The final section of the paper chronicles the newspaper’s move from its storied 86-year home in the “Tower of Truth” to a more economical and smaller space. For many, this move seems to have been deeply symbolic, a last-straw giving up on the cherished history and traditions of the Inquirer. Steacy’s photographs capture the depressing and often ugly process of leaving, from desks being packed up and cubicles being broken down to cut wires, abandoned chairs, logo stripped walls, and trash covered floors. A full page color spread of the once noisy, bustling, place-where-it-all-happened newsroom reduced to a cavernous empty space, with stained ghosts of removed desks on the now dirty carpet, tells the whole painful story in one poignant image.

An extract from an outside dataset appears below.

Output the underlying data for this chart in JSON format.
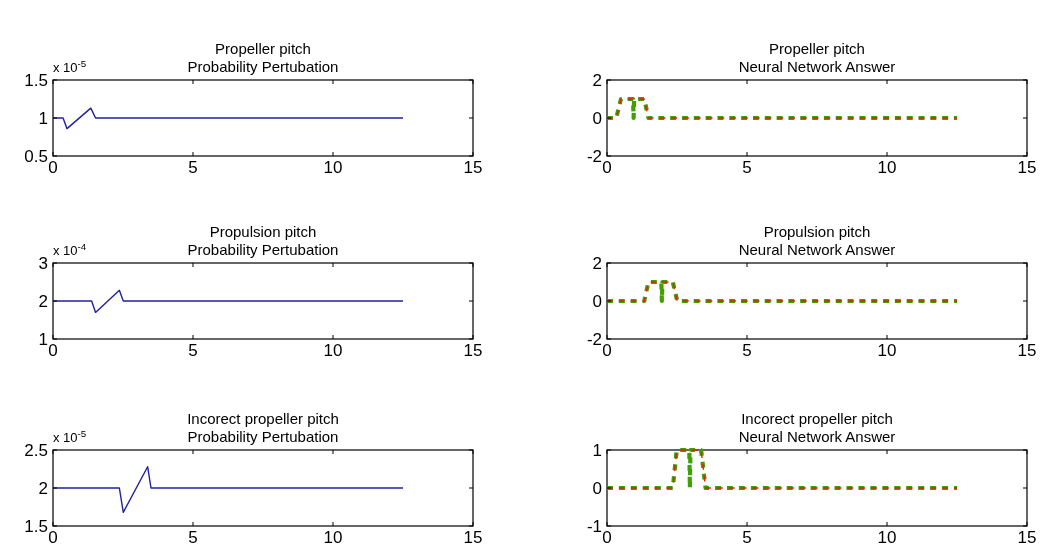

Part of what makes Deadline one of the best photobooks of the year is its spirit. In turns, it is thoughtful and insightful, sympathetic and supportive, melancholic and deeply personal, but in the end, it is a fighting book. It defiantly stands up and makes a case for the enduring value of newspapers, when the prevailing tide would expect a meeker response. While it offers no specific answers to the economic conundrum facing the industry, it offers us a penetrating window into the tangled problem and an emphatic shout of solidarity with those who continue to soldier on against increasingly unlikely odds. Interestingly enough, Deadline may end up being both a lasting memorial to a dying breed and an enthusiastic rallying cry for investing our emerging online alternatives with the best of the unswerving tenaciousness of the disappearing era. There was (and still is) greatness of deed and word taking place at The Philadelphia Inquirer and Steacy’s book tells that story in a way that should encourage us to rise up and ensure that we don’t lose track of that magic.
Collector’s POV: Will Steacy is represented by Christophe Guye Gallery in Zurich (here). His work has little secondary market history, so gallery retail remains the best option for those collectors interested in following up.